Set up a diffraction optic and a lens separated by a distance equal
to the lens’ focal length, f. Shine a HeNe beam through the
diffraction optic and confirm that the beam is collimated by
observing the image on the viewing screen; if not, adjust the lens
distance until the beam is collimated (see Fig. 7).
D C
f
Figure 7: Collimating the HeNe light: D-diffraction optic;C-positive lens placed a focal length from D; move the screen to ensure that beam-size remains constant
Construct a telescope with a magnification of approximately 4. Place a viewing
screen behind the ocular lens as shown in figure 8. The longer focal length lens
should be first, i.e. closer to the ray source. The output rays should also be
collimated; if not, small adjustments to the lens separation may be required.
Determine the size of the cross of rays exiting the collimating lens to the cross on
the viewing screen.
How does the size of the cross compare to the magnification of the telescope?
Remove the laser, diffraction optic, and collimating lens, then look at a distant
object through the telescope in the same direction as the rays (i.e. put your eye
where the diffraction optic was). Record your observations. Now look from the
other side. Does the magnification appear to be the reciprocal of the
concentration of the light rays from before? This is a paradox. When the
distance between the light rays is spreading out through the telescope, the
telescope demagnifies, but when the light rays are made closer together and
condensed the telescope magnifies. The resolution of the paradox comes when
considering the angular magnification. Use ray tracing to show how
magnification actually occurs (figure 6 may help). Figure 8: Telescope
Telescope
D C
f
Figure 7: Collimating the HeNe light: D-diffraction optic;C-positive lens placed a focal length from D; move the screen to ensure that beam-size remains constant
Group problem: The Narcissistic Neighbor
You have always prided yourself on your top of the line hair care products, and openly brag that no one can beat your shine.
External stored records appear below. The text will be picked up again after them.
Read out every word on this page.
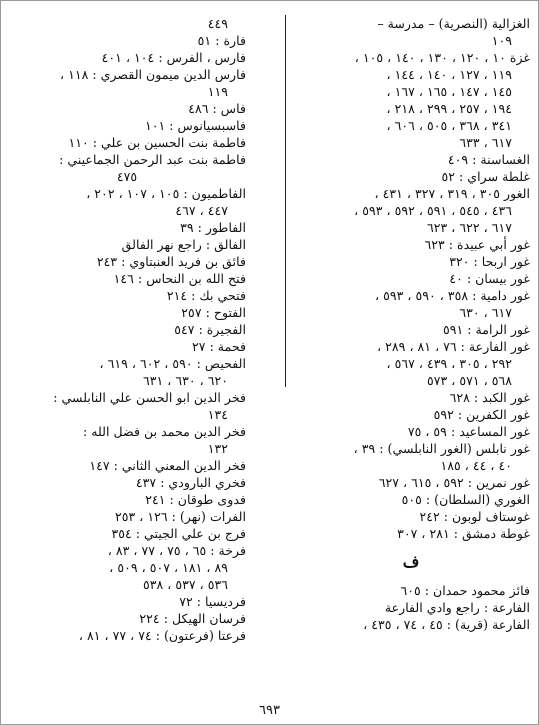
الغزالية (النصرية) – مدرسة –
١٠٩
غزة ١٠ ، ١٢٠ ، ١٣٠ ، ١٤٠ ، ١٠٥ ،
١١٩ ، ١٢٧ ، ١٤٠ ، ١٤٤ ،
١٤٥ ، ١٤٧ ، ١٦٥ ، ١٦٧ ،
١٩٤ ، ٢٥٧ ، ٢٩٩ ، ٢١٨ ،
٣٤١ ، ٣٦٨ ، ٥٠٥ ، ٦٠٦ ،
٦١٧ ، ٦٣٣
الغساسنة : ٤٠٩
غلطة سراي : ٥٢
الغور ٣٠٥ ، ٣١٩ ، ٣٢٧ ، ٤٣١ ،
٤٣٦ ، ٥٤٥ ، ٥٩١ ، ٥٩٢ ، ٥٩٣ ،
٦١٧ ، ٦٢٢ ، ٦٢٣
غور أبي عبيدة : ٦٢٣
غور اربحا : ٣٢٠
غور بيسان : ٤٠
غور دامية : ٣٥٨ ، ٥٩٠ ، ٥٩٣ ،
٦١٧ ، ٦٣٠
غور الرامة : ٥٩١
غور الفارعة : ٧٦ ، ٨١ ، ٢٨٩ ،
٢٩٢ ، ٣٠٥ ، ٤٣٩ ، ٥٦٧ ،
٥٦٨ ، ٥٧١ ، ٥٧٣
غور الكبد : ٦٢٨
غور الكفرين : ٥٩٢
غور المساعيد : ٥٩ ، ٧٥
غور نابلس (الغور النابلسي) : ٣٩ ،
٤٠ ، ٤٤ ، ١٨٥
غور نمرين : ٥٩٢ ، ٦١٥ ، ٦٢٧
الغوري (السلطان) : ٥٠٥
غوستاف لوبون : ٢٤٢
غوطة دمشق : ٢٨١ ، ٣٠٧
ف
فائز محمود حمدان : ٦٠٥
الفارعة : راجع وادي الفارعة
الفارعة (قرية) : ٤٥ ، ٧٤ ، ٤٣٥ ،
٤٤٩
فارة : ٥١
فارس ، الفرس : ١٠٤ ، ٤٠١
فارس الدين ميمون القصري : ١١٨ ،
١١٩
فاس : ٤٨٦
فاسبسيانوس : ١٠١
فاطمة بنت الحسين بن علي : ١١٠
فاطمة بنت عبد الرحمن الجماعيني :
٤٧٥
الفاطميون : ١٠٥ ، ١٠٧ ، ٢٠٢ ،
٤٤٧ ، ٤٦٧
الفاطور : ٣٩
الفالق : راجع نهر الفالق
فائق بن فريد العنبتاوي : ٢٤٣
فتح الله بن النحاس : ١٤٦
فتحي بك : ٢١٤
الفتوح : ٢٥٧
الفجيرة : ٥٤٧
فحمة : ٢٧
الفحيص : ٥٩٠ ، ٦٠٢ ، ٦١٩ ،
٦٢٠ ، ٦٣٠ ، ٦٣١
فخر الدين ابو الحسن علي النابلسي :
١٣٤
فخر الدين محمد بن فضل الله :
١٣٢
فخر الدين المعني الثاني : ١٤٧
فخري البارودي : ٤٣٧
فدوى طوقان : ٢٤١
الفرات (نهر) : ١٢٦ ، ٢٥٣
فرج بن علي الجيتي : ٣٥٤
فرخة : ٦٥ ، ٧٥ ، ٧٧ ، ٨٣ ،
٨٩ ، ١٨١ ، ٥٠٧ ، ٥٠٩ ،
٥٣٦ ، ٥٣٧ ، ٥٣٨
فرديسيا : ٧٢
فرسان الهيكل : ٢٢٤
فرعتا (فرعتون) : ٧٤ ، ٧٧ ، ٨١ ،
٦٩٣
However, last night as you were entering your building you noticed the person who lives in the apartment directly across
the street from yours going out for a night on the town. Not only was their “shine” better than you have ever been able to
achieve, but their remarkable aroma was noticeable from your doorway. You make it your mission to uncover what
magical elixir has been used. Lucky for you, your neighbor has left his bathroom blinds open and you have a clear view
of the bathroom shelf. The distance between the windows is about 50 meters and the lettering of the bottle is probably
about 4 centimeters tall, far too small to see with the naked eye from your apartment although easy to read from a normal
distance of 30 cm.
a. What is the angular size of the object when it is readable with the naked eye?
b. What is the angular size of the object from your apartment?
c. What magnification is needed to make out the text?
d. Construct a telescope with the necessary magnification and test it with text placed 50 m away. (A sign will be placed 50
m away from the lab, do not physically approach the sign – use your telescope to read the text.)
e. What does the text say your neighbor has that you don’t?